Né le 23 septembre 1907 à Beaucourt (Territoire de Belfort), mort le 5 mai 1978 à Vannes (Morbihan) ; volontaire en Espagne républicaine ; militant de Villejuif (Seine, Val-de-Marne) ; résistant, membre des Francs-Tireurs et Partisans français.

Albert Berget était le fils d’un ouvrier de fonderie des usines Japy Frères et C., nommé lui aussi Albert Berget, et de Marie Miguet, horlogère dans la même entreprise. Les parents étaient tous deux nés à Beaucourt.
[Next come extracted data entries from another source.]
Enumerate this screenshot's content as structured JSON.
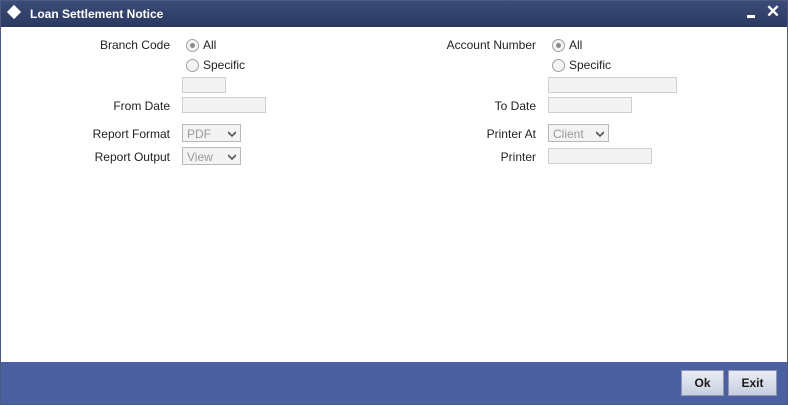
{
  "window": {
    "title": "Loan Settlement Notice",
    "minimize_icon": "minimize-icon",
    "close_icon": "close-icon",
    "close_glyph": "✕"
  },
  "form": {
    "branch_code": {
      "label": "Branch Code",
      "options": [
        "All",
        "Specific"
      ],
      "selected": "All",
      "value": ""
    },
    "account_number": {
      "label": "Account Number",
      "options": [
        "All",
        "Specific"
      ],
      "selected": "All",
      "value": ""
    },
    "from_date": {
      "label": "From Date",
      "value": ""
    },
    "to_date": {
      "label": "To Date",
      "value": ""
    },
    "report_format": {
      "label": "Report Format",
      "value": "PDF"
    },
    "printer_at": {
      "label": "Printer At",
      "value": "Client"
    },
    "report_output": {
      "label": "Report Output",
      "value": "View"
    },
    "printer": {
      "label": "Printer",
      "value": ""
    }
  },
  "footer": {
    "ok_label": "Ok",
    "exit_label": "Exit"
  },
  "colors": {
    "titlebar": "#2f3f6b",
    "footer": "#4a60a0"
  }
}
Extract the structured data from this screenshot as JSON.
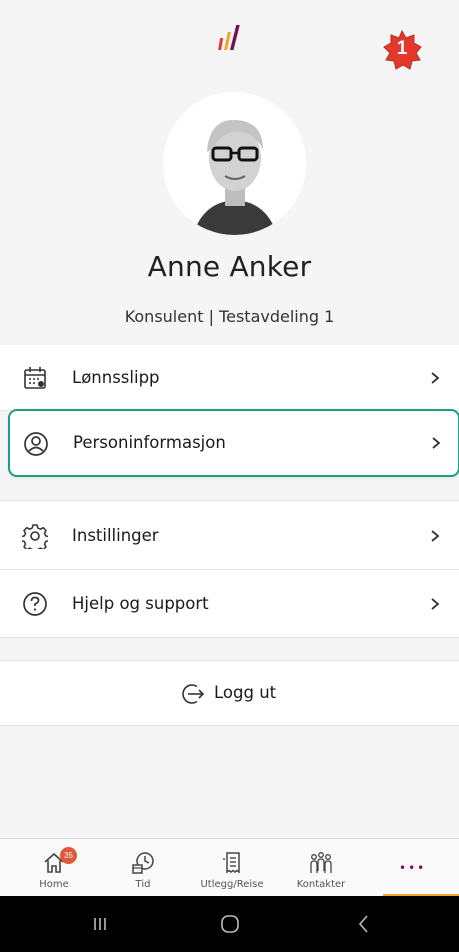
{
  "profile": {
    "name": "Anne Anker",
    "subtitle": "Konsulent | Testavdeling 1",
    "step_badge": "1"
  },
  "menu": {
    "items": [
      {
        "label": "Lønnsslipp",
        "icon": "payslip-calendar-icon"
      },
      {
        "label": "Personinformasjon",
        "icon": "person-icon"
      },
      {
        "label": "Instillinger",
        "icon": "gear-icon"
      },
      {
        "label": "Hjelp og support",
        "icon": "help-icon"
      }
    ]
  },
  "logout": {
    "label": "Logg ut",
    "icon": "logout-arrow-icon"
  },
  "tabbar": {
    "tabs": [
      {
        "label": "Home",
        "icon": "home-icon",
        "badge": "35"
      },
      {
        "label": "Tid",
        "icon": "time-icon"
      },
      {
        "label": "Utlegg/Reise",
        "icon": "receipt-icon"
      },
      {
        "label": "Kontakter",
        "icon": "contacts-icon"
      },
      {
        "label": "",
        "icon": "more-icon",
        "symbol": "•••"
      }
    ]
  },
  "colors": {
    "highlight": "#1e9e82",
    "badge": "#e0583a",
    "active_tab_underline": "#f0a230",
    "more_dots": "#7a0f4f"
  }
}
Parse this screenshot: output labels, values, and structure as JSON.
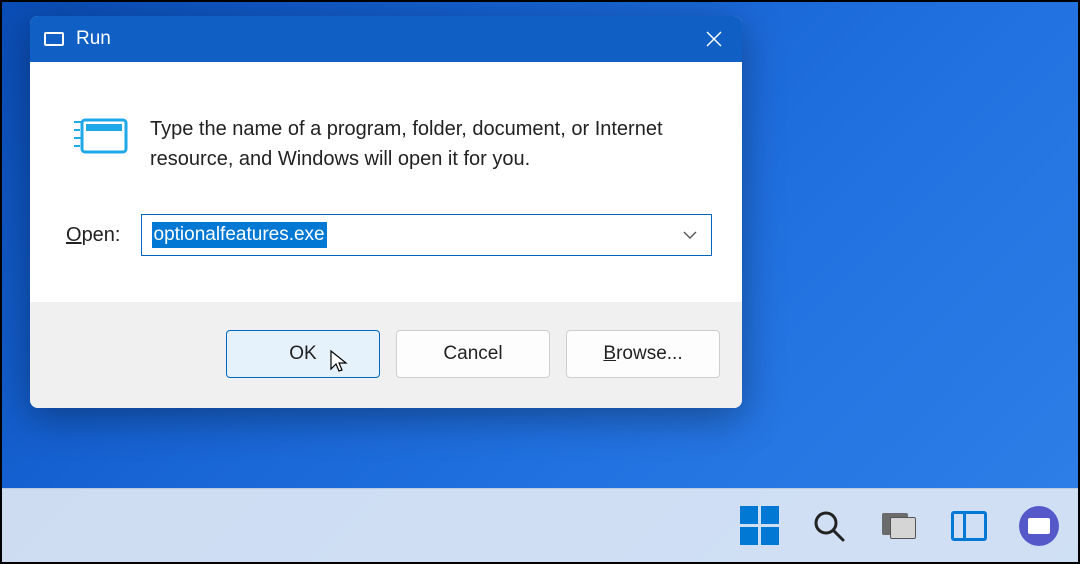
{
  "dialog": {
    "title": "Run",
    "description": "Type the name of a program, folder, document, or Internet resource, and Windows will open it for you.",
    "open_label_prefix": "O",
    "open_label_rest": "pen:",
    "input_value": "optionalfeatures.exe",
    "buttons": {
      "ok": "OK",
      "cancel": "Cancel",
      "browse_prefix": "B",
      "browse_rest": "rowse..."
    }
  },
  "taskbar": {
    "items": [
      "start",
      "search",
      "task-view",
      "widgets",
      "chat"
    ]
  }
}
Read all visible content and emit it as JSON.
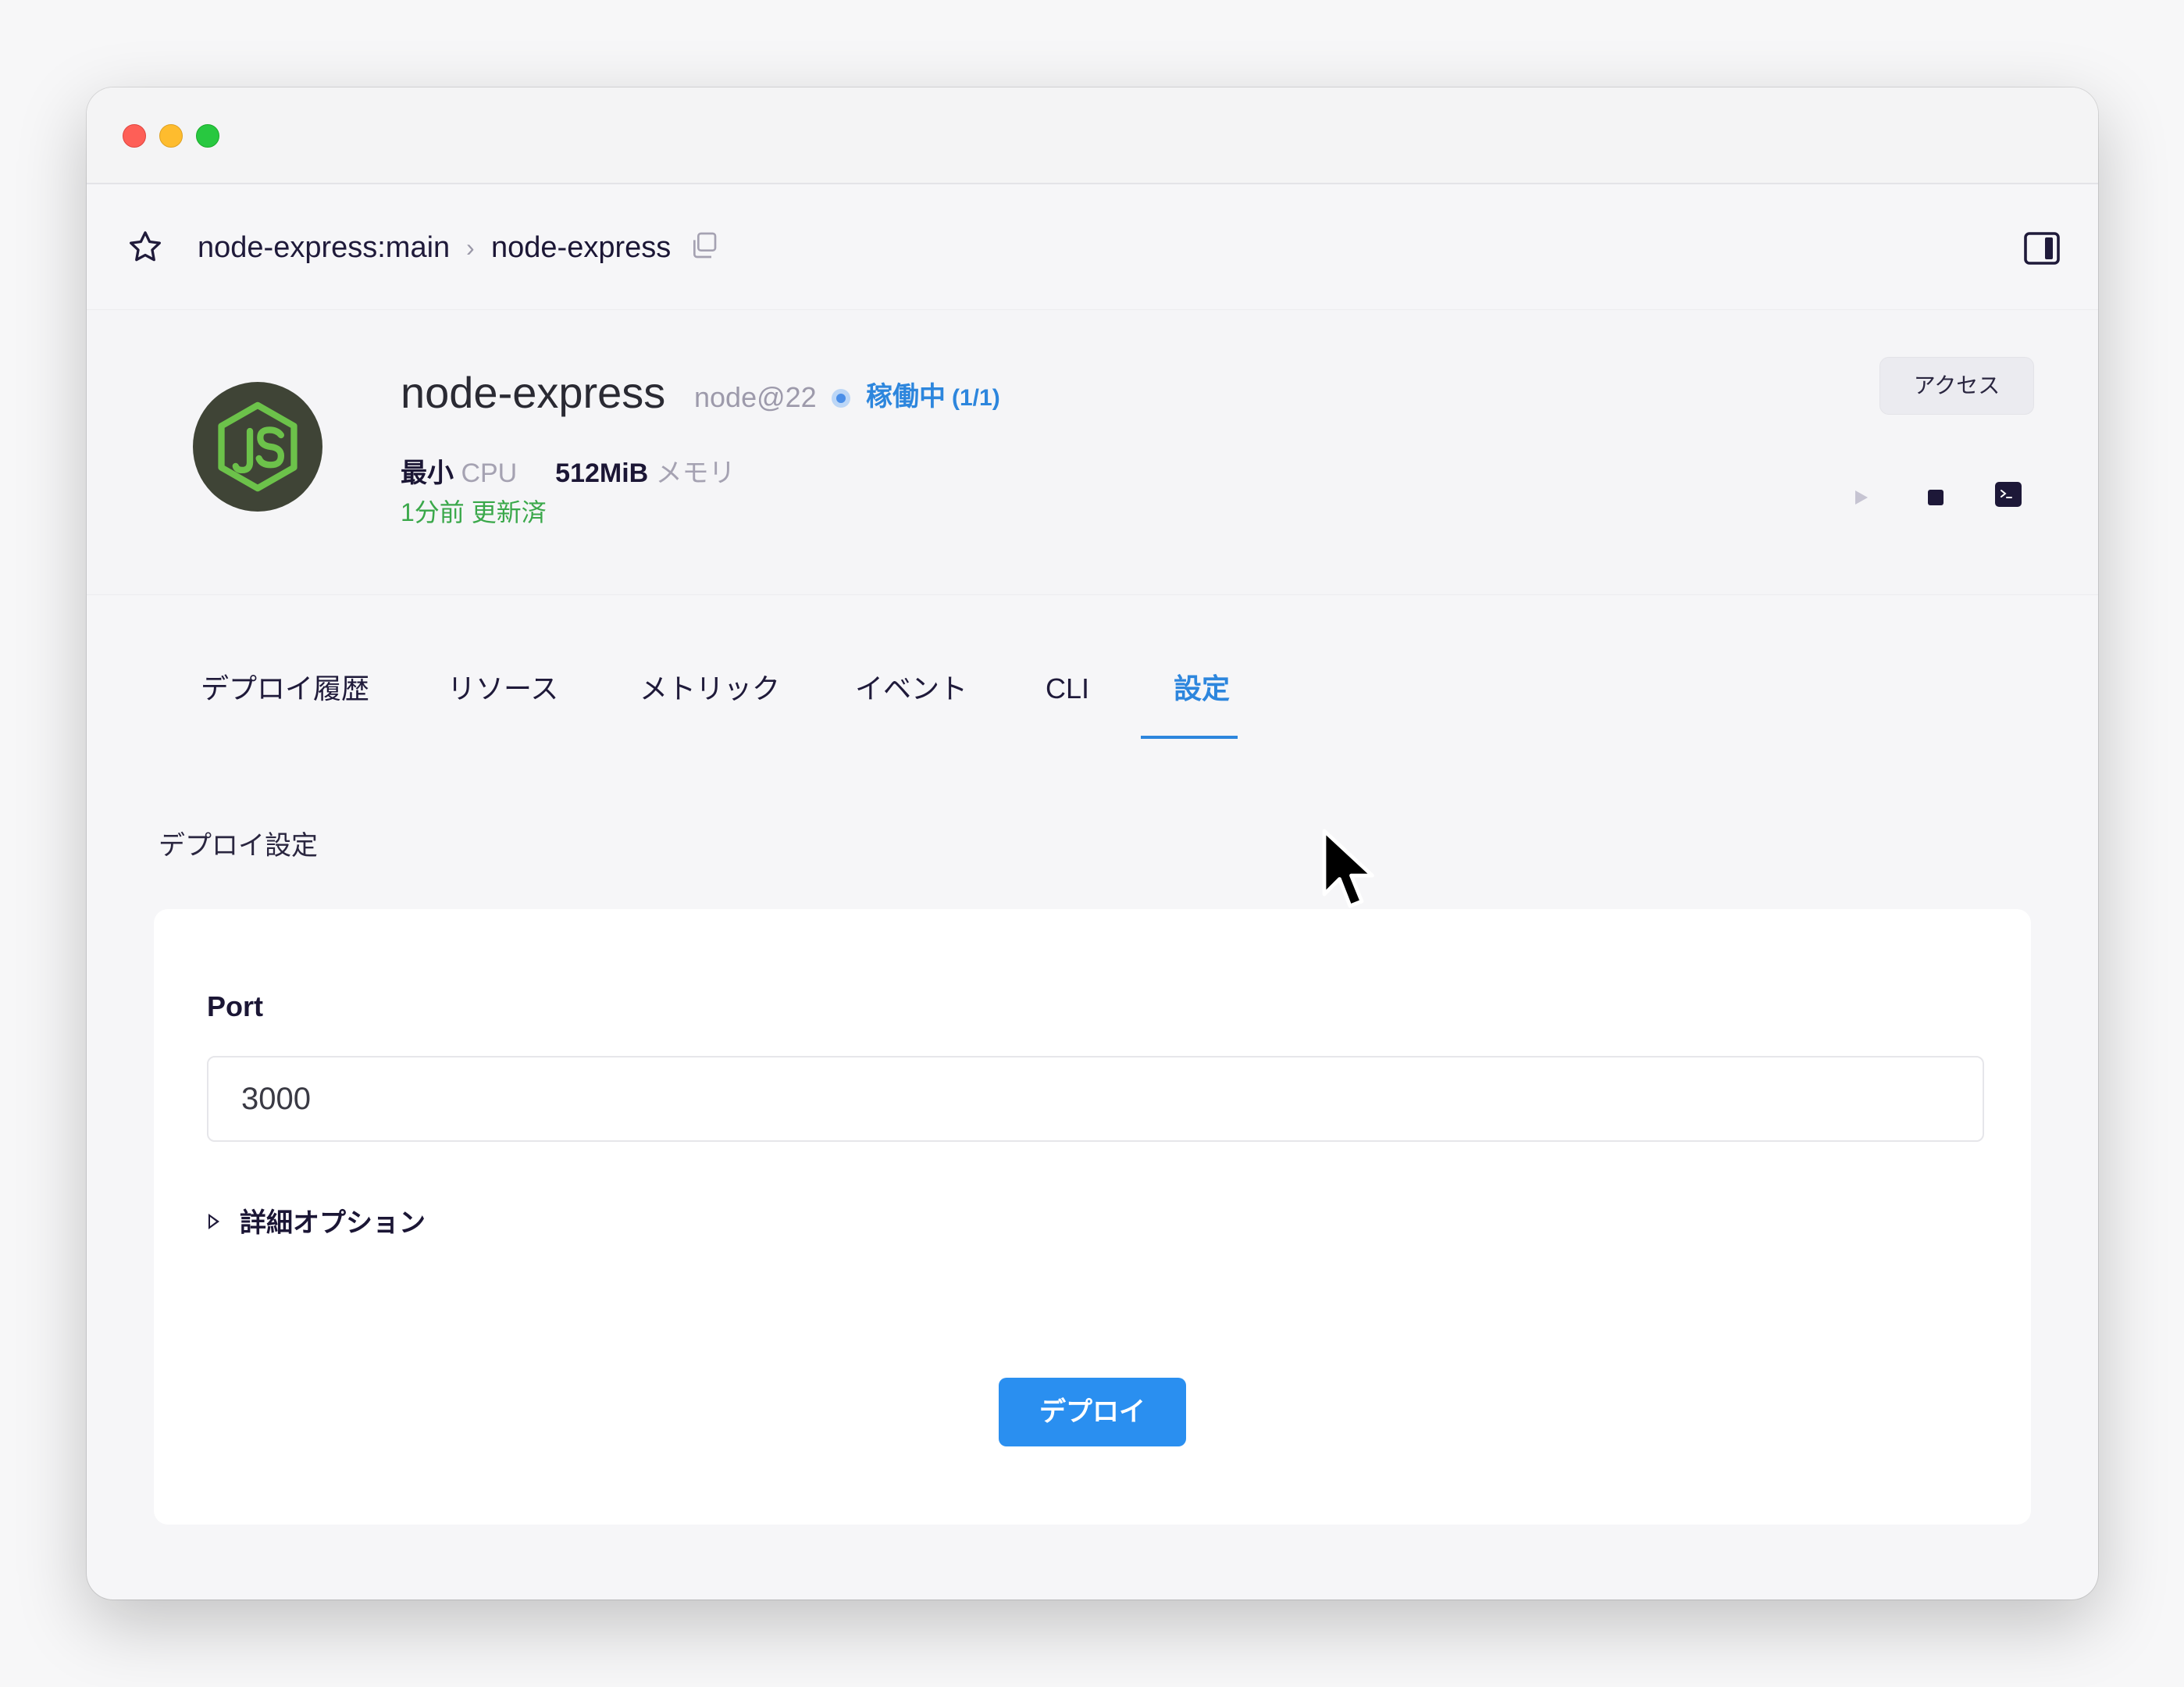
{
  "breadcrumb": {
    "project": "node-express:main",
    "separator": "›",
    "service": "node-express"
  },
  "service": {
    "name": "node-express",
    "runtime": "node@22",
    "status": "稼働中",
    "replicas": "(1/1)",
    "cpu_value": "最小",
    "cpu_label": "CPU",
    "memory_value": "512MiB",
    "memory_label": "メモリ",
    "updated": "1分前 更新済",
    "access_label": "アクセス"
  },
  "tabs": [
    {
      "label": "デプロイ履歴",
      "active": false
    },
    {
      "label": "リソース",
      "active": false
    },
    {
      "label": "メトリック",
      "active": false
    },
    {
      "label": "イベント",
      "active": false
    },
    {
      "label": "CLI",
      "active": false
    },
    {
      "label": "設定",
      "active": true
    }
  ],
  "settings": {
    "section_title": "デプロイ設定",
    "port_label": "Port",
    "port_value": "3000",
    "advanced_label": "詳細オプション",
    "deploy_label": "デプロイ"
  },
  "colors": {
    "accent": "#2d86dd",
    "button": "#2a8ff0",
    "updated": "#3aa84a",
    "logo_bg": "#3f4436",
    "logo_fg": "#6cc24a"
  }
}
En 1911 la famille était domiciliée dans la commune, rue de Saint-Dizier.

Ouvrier à Paris (XXe arr.), Albert Berget adhéra à la CGTU en 1927. Militant communiste, défendant les mots d’ordre du parti, il se refusait cependant à prendre sa carte, se considérant plus efficace en menant son action à l’extérieur.

C’est à la lecture du récit des premiers combats de la bataille de Madrid, en novembre 1936, qu’il décida de partir en Espagne républicaine. Il était alors marié (ou vivait maritalement) et père d’un enfant. Arrivé le 12 novembre, il fut nommé commissaire politique de la batterie antitanks de la 13e Brigade internationale. Fait prisonnier par des Italiens dans la région de Guadalajara le 10 mars 1937, il fit partie d’un groupe d’Internationaux échangé par la Croix-rouge. D’après un courrier qu’il adressa à André Marty, on lui reprocha à son retour en France d’avoir inconsidérément risqué sa vie en revendiquant ses convictions politiques lorsqu’il était interné.

Il retrouva du travail chez Gnôme, d’où il avait été renvoyé en 1935 pour son action syndicale, s’installa à Villejuif et adhéra au Parti communiste. Il aidait financièrement Alfred Religer, un ancien volontaire allemand communiste qui avait vécu en Russie et s’était trouvé dans le même groupe de prisonniers que lui. Il écrivit cependant à Marty lorsque Religer fut exclu du PC - pensait-il pour avoir adopté une attitude identique à la sienne en prison - pour savoir s’il devait continuer à le soutenir, ne voulant risquer de travailler contre son parti, auquel il était « dévoué corps et âme ».

Sous l’Occupation, Albert Berget appartint aux FTPF. Il fut homologué FFI.

Pour citer cet article :
https://maitron.fr/spip.php?article16345, notice BERGET Albert, Émile, Fritz, version mise en ligne le 20 octobre 2008, dernière modification le 23 octobre 2021.

SOURCES : Arch. RGASPI, 545/6. — Arch. AVER. — Site Match ID, Acte n°478 N, Source INSEE : fichier 1978, ligne n°419132. — Mémoire des Hommes, SHD Vincennes, GR 16 P 50031 (nc). — Relevés collaboratifs, Recensement de Beaucourt, 1911 (Généanet). — Notes de Renaud Poulain-Argiolas.